El rechazo de la acusación constitucional en contra de Diego Pardow amerita una reflexión más allá de las implicancias del caso concreto. Tras el retorno a la democracia, la política ha mostrado escaso interés por conducir un debate razonado sobre la prudencia y responsabilidad que resultan indispensables para el ejercicio adecuado de la herramienta fiscalizadora.
Frente a cada acusación ventilada a partir de 1990 en adelante, se discute como si fuera la primera vez, si ella debe descansar sobre reproches técnicos y jurídicos, o si en cambio ha de obedecer a criterios de orden político, como si lo segundo no tuviese relación con lo primero, planteando un dilema falaz. Muchos parlamentarios, además, cambian de opinión al respecto, según la posición que les toca ocupar, como camaradas políticos de acusadores o de acusados.

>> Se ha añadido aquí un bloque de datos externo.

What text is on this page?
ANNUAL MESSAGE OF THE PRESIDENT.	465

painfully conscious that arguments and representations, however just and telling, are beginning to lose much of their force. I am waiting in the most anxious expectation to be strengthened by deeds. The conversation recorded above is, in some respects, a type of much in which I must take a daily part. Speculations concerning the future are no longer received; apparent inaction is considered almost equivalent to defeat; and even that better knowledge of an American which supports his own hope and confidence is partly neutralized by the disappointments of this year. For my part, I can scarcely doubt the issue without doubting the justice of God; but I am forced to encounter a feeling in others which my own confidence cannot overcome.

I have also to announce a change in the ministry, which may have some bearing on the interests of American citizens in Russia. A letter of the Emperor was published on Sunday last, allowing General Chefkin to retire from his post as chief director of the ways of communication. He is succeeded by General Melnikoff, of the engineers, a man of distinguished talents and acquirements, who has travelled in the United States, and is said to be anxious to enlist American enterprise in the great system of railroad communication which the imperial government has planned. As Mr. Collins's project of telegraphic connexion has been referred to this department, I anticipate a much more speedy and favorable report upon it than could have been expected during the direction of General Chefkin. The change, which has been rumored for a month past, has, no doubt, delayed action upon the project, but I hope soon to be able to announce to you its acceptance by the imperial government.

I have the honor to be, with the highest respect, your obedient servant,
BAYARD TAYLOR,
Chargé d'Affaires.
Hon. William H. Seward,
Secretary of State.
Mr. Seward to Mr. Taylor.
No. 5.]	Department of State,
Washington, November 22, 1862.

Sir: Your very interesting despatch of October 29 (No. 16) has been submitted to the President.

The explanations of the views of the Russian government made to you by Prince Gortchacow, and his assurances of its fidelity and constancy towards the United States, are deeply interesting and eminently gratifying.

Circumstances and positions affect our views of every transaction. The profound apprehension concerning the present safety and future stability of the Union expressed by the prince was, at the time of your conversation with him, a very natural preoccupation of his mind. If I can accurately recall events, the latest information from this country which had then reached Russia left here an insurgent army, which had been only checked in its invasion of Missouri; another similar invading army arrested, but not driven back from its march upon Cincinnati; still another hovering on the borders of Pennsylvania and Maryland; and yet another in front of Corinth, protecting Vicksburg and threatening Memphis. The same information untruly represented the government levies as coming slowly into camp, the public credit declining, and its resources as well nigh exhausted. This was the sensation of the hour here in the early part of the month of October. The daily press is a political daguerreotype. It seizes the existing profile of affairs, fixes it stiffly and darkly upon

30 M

Lo cierto es que, si bien las evaluaciones jurídico-constitucionales de la Cámara y el Senado son diferentes, ambas incluyen un componente ético-prudencial fundamental, distinto de cualquier otra calificación jurídica civil, penal, y administrativa que pueda proceder respecto de los mismos hechos impugnados. La única pregunta que en realidad debe responder cada senador, y que como órgano colegiado responde el Senado por mayoría, es si las acciones/omisiones de la autoridad cuestionada perjudican la confianza pública sobre el imperio de la ley en democracia. ¿Afectan ellas la percepción ciudadana sobre el efectivo respeto que la autoridad debe guardar por el Estado de Derecho en la democracia constitucional? Antes que el Senado, la Cámara habrá tenido que resolver si los antecedentes de hecho que le sirven de sustento han sido acreditados y en caso favorable, tienen una entidad tal que haga razonable que el Senado responda la pregunta señalada. Todo lo anterior, finalmente, busca resguardar o restaurar, según sea el caso, la confianza ciudadana en la probidad de quienes gobiernan; la honra, por así decirlo, de la institucionalidad democrática.
Es fácil apreciar que la complejidad de la acusación constitucional como herramienta de fiscalización entre poderes del Estado no es de índole jurídica ni técnica como el debate parece sugerir. La única, aunque no menor dificultad de este sistema de control descansa en el respeto por el Estado de Derecho que los propios parlamentarios sean capaces de demostrar al ejercer sus funciones fiscalizadoras. ¿Son capaces de ejercerlas en propiedad o es ello improbable atendida la degradación que experimenta nuestro sistema político actual? La equivoca tramitación y el accidentado rechazo de la acusación en contra de Pardow son una nueva muestra de una falta de pudor parlamentario, especialmente grave en un escenario de polarización donde los vientos populistas soplan con fuerza. La nueva degradación institucional que ha sufrido la AC hoy parece sugerir que el nuevo Congreso haría bien en evaluar seriamente su derogación a partir de marzo, ya que hoy no existe, lamentablemente, el piso mínimo de ética política requerido para fiscalizar en propiedad.